In 1993, Stephenson founded Assistance in Healthcare (AIH). AIH provides financial support to patients undergoing active cancer treatment. They provide assistance for non-medical expenses. AIH has chapters in Zion, IL, Tulsa, OK, Philadelphia, PA, Goodyear, AZ, and Newnan, GA.

In 2017, after the United States Virgin Islands was devastated by Hurricanes Irma and Maria, he donated $5 million to relief efforts through the Stephenson Family Foundation.

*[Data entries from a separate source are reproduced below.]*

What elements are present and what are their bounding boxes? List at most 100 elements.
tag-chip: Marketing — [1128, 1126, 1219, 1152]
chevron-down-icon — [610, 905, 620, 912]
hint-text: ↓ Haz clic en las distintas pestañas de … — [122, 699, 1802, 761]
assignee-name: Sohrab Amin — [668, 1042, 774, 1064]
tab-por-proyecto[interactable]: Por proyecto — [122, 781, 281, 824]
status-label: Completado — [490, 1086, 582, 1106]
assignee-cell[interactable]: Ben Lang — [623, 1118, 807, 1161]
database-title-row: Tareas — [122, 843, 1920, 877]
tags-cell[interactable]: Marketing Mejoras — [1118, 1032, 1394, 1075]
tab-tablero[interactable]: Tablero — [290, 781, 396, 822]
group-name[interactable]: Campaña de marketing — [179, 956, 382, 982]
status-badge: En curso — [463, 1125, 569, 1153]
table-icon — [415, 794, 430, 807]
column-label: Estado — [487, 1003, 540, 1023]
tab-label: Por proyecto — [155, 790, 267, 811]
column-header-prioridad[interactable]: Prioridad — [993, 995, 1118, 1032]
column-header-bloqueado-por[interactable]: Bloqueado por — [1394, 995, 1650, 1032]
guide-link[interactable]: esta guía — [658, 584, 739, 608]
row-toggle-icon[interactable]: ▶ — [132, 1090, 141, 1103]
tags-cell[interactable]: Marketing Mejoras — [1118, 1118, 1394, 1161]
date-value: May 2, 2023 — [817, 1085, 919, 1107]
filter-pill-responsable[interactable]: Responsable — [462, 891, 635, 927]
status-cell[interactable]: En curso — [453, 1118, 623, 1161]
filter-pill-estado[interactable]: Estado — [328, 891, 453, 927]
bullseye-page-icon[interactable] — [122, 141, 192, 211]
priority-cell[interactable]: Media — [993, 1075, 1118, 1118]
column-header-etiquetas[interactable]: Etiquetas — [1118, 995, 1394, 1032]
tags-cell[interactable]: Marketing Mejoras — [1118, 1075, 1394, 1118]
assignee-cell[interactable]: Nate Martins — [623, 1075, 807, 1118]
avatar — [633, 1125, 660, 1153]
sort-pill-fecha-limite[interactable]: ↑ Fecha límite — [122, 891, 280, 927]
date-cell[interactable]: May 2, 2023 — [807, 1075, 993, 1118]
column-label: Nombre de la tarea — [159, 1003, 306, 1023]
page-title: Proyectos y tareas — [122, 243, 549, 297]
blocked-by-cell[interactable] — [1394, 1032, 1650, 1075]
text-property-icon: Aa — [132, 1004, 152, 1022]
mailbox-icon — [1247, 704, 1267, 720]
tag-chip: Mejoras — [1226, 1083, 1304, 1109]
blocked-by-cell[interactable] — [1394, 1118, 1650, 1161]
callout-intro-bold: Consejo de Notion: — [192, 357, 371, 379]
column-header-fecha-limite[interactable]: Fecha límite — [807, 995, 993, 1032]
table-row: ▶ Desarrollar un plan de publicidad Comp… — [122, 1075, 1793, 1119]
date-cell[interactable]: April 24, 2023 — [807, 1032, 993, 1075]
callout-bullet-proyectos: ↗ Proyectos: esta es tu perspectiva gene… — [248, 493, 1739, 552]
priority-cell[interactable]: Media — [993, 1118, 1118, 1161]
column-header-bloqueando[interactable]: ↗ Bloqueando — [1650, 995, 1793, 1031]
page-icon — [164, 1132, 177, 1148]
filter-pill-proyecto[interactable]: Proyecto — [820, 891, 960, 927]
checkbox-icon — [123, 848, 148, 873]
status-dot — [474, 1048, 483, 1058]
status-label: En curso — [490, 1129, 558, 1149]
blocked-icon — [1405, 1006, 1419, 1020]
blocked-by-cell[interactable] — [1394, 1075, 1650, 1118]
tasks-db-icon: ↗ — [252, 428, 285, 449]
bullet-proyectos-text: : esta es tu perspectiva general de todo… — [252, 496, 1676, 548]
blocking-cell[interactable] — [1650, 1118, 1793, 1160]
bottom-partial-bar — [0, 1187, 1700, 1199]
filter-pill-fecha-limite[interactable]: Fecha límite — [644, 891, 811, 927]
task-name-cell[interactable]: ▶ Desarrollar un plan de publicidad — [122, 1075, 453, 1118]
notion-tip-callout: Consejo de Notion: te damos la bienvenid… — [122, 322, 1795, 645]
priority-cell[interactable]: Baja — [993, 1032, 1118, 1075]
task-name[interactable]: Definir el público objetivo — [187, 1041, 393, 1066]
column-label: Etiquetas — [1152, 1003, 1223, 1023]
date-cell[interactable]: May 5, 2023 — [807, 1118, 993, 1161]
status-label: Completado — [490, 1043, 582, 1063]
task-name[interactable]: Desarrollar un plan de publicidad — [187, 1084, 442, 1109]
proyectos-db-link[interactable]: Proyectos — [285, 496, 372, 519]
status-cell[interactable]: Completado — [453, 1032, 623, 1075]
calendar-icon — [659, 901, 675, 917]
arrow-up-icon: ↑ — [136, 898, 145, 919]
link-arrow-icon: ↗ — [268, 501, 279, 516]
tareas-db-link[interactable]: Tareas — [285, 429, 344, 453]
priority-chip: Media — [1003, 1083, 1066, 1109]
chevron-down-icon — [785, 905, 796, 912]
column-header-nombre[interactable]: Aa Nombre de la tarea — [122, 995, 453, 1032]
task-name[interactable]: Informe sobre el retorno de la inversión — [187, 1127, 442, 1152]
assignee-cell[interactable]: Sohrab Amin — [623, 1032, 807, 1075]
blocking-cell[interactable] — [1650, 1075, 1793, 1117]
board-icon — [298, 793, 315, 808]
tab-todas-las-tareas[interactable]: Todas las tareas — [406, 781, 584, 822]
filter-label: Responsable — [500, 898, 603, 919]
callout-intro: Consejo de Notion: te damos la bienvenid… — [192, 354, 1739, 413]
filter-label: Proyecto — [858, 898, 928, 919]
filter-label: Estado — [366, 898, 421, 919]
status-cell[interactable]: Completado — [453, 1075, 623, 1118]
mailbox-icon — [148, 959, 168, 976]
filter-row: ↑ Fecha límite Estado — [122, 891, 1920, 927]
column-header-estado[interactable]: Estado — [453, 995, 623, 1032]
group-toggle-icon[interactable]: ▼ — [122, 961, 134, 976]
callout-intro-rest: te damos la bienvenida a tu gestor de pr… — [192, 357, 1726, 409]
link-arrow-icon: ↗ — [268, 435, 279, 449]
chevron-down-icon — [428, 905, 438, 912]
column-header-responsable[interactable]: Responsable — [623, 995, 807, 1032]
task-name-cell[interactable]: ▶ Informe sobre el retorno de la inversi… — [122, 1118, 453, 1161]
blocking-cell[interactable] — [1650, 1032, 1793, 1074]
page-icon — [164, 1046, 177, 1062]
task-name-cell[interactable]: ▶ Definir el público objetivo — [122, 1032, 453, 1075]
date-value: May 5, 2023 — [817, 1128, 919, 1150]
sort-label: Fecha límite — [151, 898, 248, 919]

In 2018 and 2019, Stephenson co-chaired Childhelp's annual gala with his wife, Dr. Stacie Stephenson, raising $4.3 million. Childhelp is the "nation's oldest and largest non-profit organization advocating for abused and neglected children." The funds raised go towards helping at-risk youth and supporting Childhelp programs, including advocacy centers, foster care, group homes, and education and training programs.

== Politics ==

In 2012, he served on the three-man board of the conservative group FreedomWorks. In the run-up to the 2012 United States presidential election, Stephenson funneled $12 million to the group through various firms designed to hide the origins of the money. In late 2012, Stephenson agreed to pay $400,000 a year for twenty years to FreedomWorks provided former House majority leader Dick Armey left his position as chairman of the conservative group.

The Associated Press reported that Armey agreed to resign by November 2012 in exchange for $8 million in consulting fees paid in annual $400,000 installments.